On this day, Dutch forces surrender to the Japanese after two months of fighting.
Java is an island of modern-day Indonesia, and it lies southeast of Malaysia and Sumatra, south of Borneo, and west of Bali. The Dutch had been in Java since 1596, establishing the Dutch East India Company, a trading company with headquarters at Batavia (modern-day Jakarta), which the Dutch commandeered in 1619. The Dutch East India Company began to assert greater and greater control over the Muslim kingdoms of the East Indies, transforming them into vassal states, with peasants growing rice, sugar, pepper, and coffee for the Dutch government. The company was dissolved in 1799 because of debts and corruption, and the Dutch government took control of the East Indies directly.
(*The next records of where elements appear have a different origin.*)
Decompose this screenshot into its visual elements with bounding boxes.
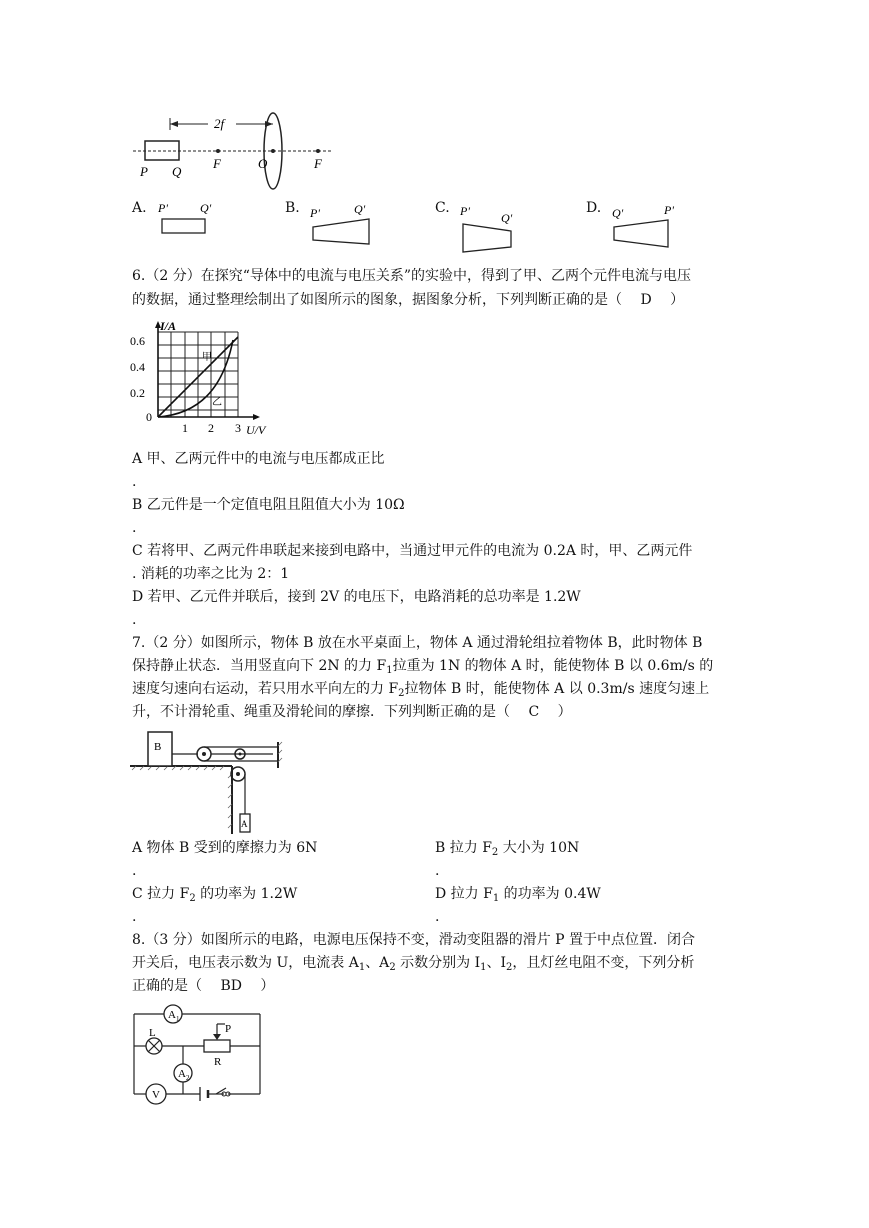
q5-option-a-image — [152, 198, 222, 238]
x-tick-2: 2 — [208, 421, 214, 435]
q6-option-b: B 乙元件是一个定值电阻且阻值大小为 10Ω — [132, 497, 405, 513]
y-tick-0: 0 — [146, 410, 152, 424]
q5-c-left-label: P' — [460, 204, 470, 218]
resistor-r-label: R — [214, 1056, 222, 1068]
q7-stem-line-1: 7.（2 分）如图所示，物体 B 放在水平桌面上，物体 A 通过滑轮组拉着物体 B，此时物体 B — [132, 635, 703, 651]
q6-option-c-line-2: . 消耗的功率之比为 2：1 — [132, 566, 290, 582]
lens-figure — [128, 108, 338, 198]
voltmeter-v-label: V — [152, 1089, 160, 1101]
focus-left-label: F — [213, 156, 221, 171]
optical-center-label: O — [258, 156, 268, 171]
block-a-label: A — [241, 819, 248, 829]
q6-option-a: A 甲、乙两元件中的电流与电压都成正比 — [132, 451, 385, 467]
point-q-label: Q — [172, 164, 182, 179]
y-tick-06: 0.6 — [130, 334, 145, 348]
q6-option-a-dot: . — [132, 474, 137, 490]
q6-option-c-line-1: C 若将甲、乙两元件串联起来接到电路中，当通过甲元件的电流为 0.2A 时，甲、乙两元件 — [132, 543, 693, 559]
q7-stem-line-4: 升，不计滑轮重、绳重及滑轮间的摩擦．下列判断正确的是（ C ） — [132, 704, 572, 720]
slider-p-label: P — [225, 1023, 232, 1035]
q8-stem-line-2: 开关后，电压表示数为 U，电流表 $A_1$、$A_2$ 示数分别为 $I_1$、$I_2$，且灯丝电阻不变，下列分析 — [132, 955, 695, 973]
q8-stem-line-1: 8.（3 分）如图所示的电路，电源电压保持不变，滑动变阻器的滑片 P 置于中点位置．闭合 — [132, 932, 696, 948]
q6-stem-line-1: 6.（2 分）在探究“导体中的电流与电压关系”的实验中，得到了甲、乙两个元件电流与电压 — [132, 268, 692, 284]
block-b-label: B — [154, 741, 162, 753]
x-axis-label: U/V — [246, 423, 266, 437]
q5-b-right-label: Q' — [354, 202, 366, 216]
point-p-label: P — [140, 164, 148, 179]
y-tick-02: 0.2 — [130, 386, 145, 400]
q6-option-d-dot: . — [132, 612, 137, 628]
ammeter-a1-label: $A_1$ — [168, 1009, 180, 1023]
q7-option-c: C 拉力 $F_2$ 的功率为 1.2W — [132, 886, 298, 904]
q5-c-right-label: Q' — [501, 211, 513, 225]
q5-option-b-label: B. — [285, 200, 300, 216]
q5-option-c-label: C. — [435, 200, 450, 216]
ammeter-a2-label: $A_2$ — [178, 1068, 190, 1082]
two-f-label: 2f — [214, 116, 225, 131]
curve-yi-label: 乙 — [212, 397, 222, 408]
q5-d-left-label: Q' — [612, 206, 624, 220]
q5-option-d-image — [606, 200, 696, 254]
q6-option-b-dot: . — [132, 520, 137, 536]
q7-option-d-dot: . — [435, 909, 440, 925]
q7-option-c-dot: . — [132, 909, 137, 925]
x-tick-1: 1 — [182, 421, 188, 435]
q5-d-right-label: P' — [664, 203, 674, 217]
q6-iu-graph — [128, 320, 288, 442]
q7-option-b-dot: . — [435, 863, 440, 879]
q7-pulley-figure — [128, 728, 308, 836]
q5-option-d-label: D. — [586, 200, 602, 216]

The British supplanted the Dutch in Java for a brief period (1811-1816), but the Dutch returned to power, slowly granting native Javanese more local control, even giving them a majority on the People’s Council. But on January 11, 1942, the Japanese declared war on the Royal Dutch government with its invasion of Borneo and the Island of Celebes, a date that also marked the beginning of the end of the Dutch presence in the East Indies. Sumatra was the next site of Japanese occupation, with paratroopers and troops landing from transports on February 14-16. Seven thousand British and Australian troops reinforced the Dutch fighters on Java, but the Allies pulled out of the fight in late February at the approach of two more large Japanese invasion forces that arrived on March 1.
The Dutch finally ended all resistance to the superior Japanese forces on March 8, surrendering on Java. Java’s independence of colonial control became a final fact of history in 1950, when it became part of the newly independent Republic of Indonesia.